Do nowego zwrotu prezydenta USA doszło kilka godzin po tym, jak lider Republikanów w Senacie John Thune zapowiedział, że "przyszedł czas" na przyjęcie zalegającego od pół roku projektu sankcji". Projekt, mimo poparcia ponad 80 proc. senatorów, tkwił w "zamrażarce" bo Republikanie czekali na zgodę Białego Domu. Według agencji AP, Biały Dom w ostatnim czasie wyraził wzmożone zainteresowanie projektem. Trump stwierdził jednak, że Thune powiedział tak, bo jeszcze nie słyszał o jego rozmowie z Putinem, dodając że sankcje mogą okazać się nie być potrzebne do zawarcia pokoju.
- Porozmawiam z nim i przewodniczącym Mikem Johnsonem. Porozmawiam z nimi trochę później i opowiem im o tym, a my podejmiemy właściwą decyzję. Nie jestem przeciwny niczemu. Mówię tylko, że to może nie być idealny moment. Może to nastąpić za tydzień lub dwa - tłumaczył prezydent.
Jednak niektórzy politycy w Kongresie wyrazili frustrację postawą Trumpa i jego wielokrotnymi zapowiedziami nałożenia sankcji za dwa tygodnie.
"To brzmi jak kolejne ťza dwa tygodnieŤ. W międzyczasie Putin dalej bombarduje miasta i szpitale" - napisał na platformie X republikański kongresmen Don Bacon. W podobnym, choć nieco łagodniejszym, tonie słowa Trumpa skomentował autor projektu nowych sankcji senator Lindsey Graham.

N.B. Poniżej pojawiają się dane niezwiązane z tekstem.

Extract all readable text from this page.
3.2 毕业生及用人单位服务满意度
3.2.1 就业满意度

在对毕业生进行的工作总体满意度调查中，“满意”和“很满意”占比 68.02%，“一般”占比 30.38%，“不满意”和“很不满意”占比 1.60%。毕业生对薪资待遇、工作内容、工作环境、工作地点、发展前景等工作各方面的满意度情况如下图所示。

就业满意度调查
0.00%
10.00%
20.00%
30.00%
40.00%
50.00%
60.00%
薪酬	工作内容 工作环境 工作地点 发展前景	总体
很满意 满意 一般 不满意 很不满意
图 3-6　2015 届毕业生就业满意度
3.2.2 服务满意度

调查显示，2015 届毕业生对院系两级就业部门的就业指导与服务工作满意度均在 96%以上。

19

Polityk stwierdził, że docenia wysiłki pokojowe prezydenta, lecz wyraził wątpliwość w szczerość intencji Władimira Putina.
"Uważam, że bardzo ważne jest, abyśmy nadal sprzedawali Ukrainie broń, której potrzebuje do ochrony swojego narodu i w końcu przeszli do ofensywy. Jeśli Putin szczerze chce zakończyć ten konflikt, to mam nadzieję, że Rosja zaprzestanie ataków militarnych do czasu zorganizowania spotkania. Bombardowanie i obietnice rozmów jak dotąd nie okazały się drogą do pokoju" - napisał Graham.
Mniej ostrożni z krytyką byli politycy opozycji. Demokratyczna wiceszefowa senackiej komisji spraw zagranicznych Jeanne Shaheen stwierdziła, że "po odejściu ze szczytu na Alasce z Putinem z pustymi rękami, prezydent Trump postanowił ponownie go nagrodzić, rozwijając czerwony dywan na Węgrzech". Zapowiedziała, że jeśli prezydent nadal będzie zwlekał, Kongres musi sam podjąć zdecydowane działania.
Jak powiedziało PAP źródło związane z Demokratami w Kongresie, do czasu rozmowy z Putinem w Kongresie widać było "dobre poruszenie" i impet, by ruszyć naprzód z inicjatywami mającymi wywrzeć presję na Rosji.
- Wygląda na to, że taco znów jest w menu - skwitował inny Demokrata gorzko, przytaczając prześmiewczy skrót od "Trump Always Chickens Out" ("Trump zawsze tchórzy").
W nadziei na przywrócenie polityki Białego Domu na poprzednie tory, 25 polityków obydwu partii w Kongresie wezwało w liście otwartym prezydenta do "realizacji swoich oświadczeń dotyczących dostarczenia Ukrainie dodatkowej broni i nałożenia nowych sankcji na Rosję, aby skłonić dyktatora Władimira Putina do negocjacji". Kongresmeni wyrażają uznanie dla wysiłków pokojowych Trumpa, w tym tych na Bliskim Wschodzie, lecz apelują o wysłanie Ukrainie Tomahawków, systemów Patriot, uaktualnień oprogramowania F-16 i zestawów naprowadzających do rakiet 70 mm (APKWS).
"Te kroki, wraz ze znacznymi inwestycjami od naszych europejskich sojuszników, zapewnią obronę opartą na inicjatywie europejskiej i będą odzwierciedlać strategię pokoju przez siłę, której celem jest zakończenie konfliktu na warunkach potwierdzających suwerenność Ukrainy i odstraszających od przyszłej eskalacji ze strony Rosji" - napisali politycy. Wezwali także do współpracy w nałożeniu nowych sankcji uderzających w rosyjski sektor naftowy oraz zwiększenia wysiłków w kierunku powrotu porwanych ukraińskich dzieci.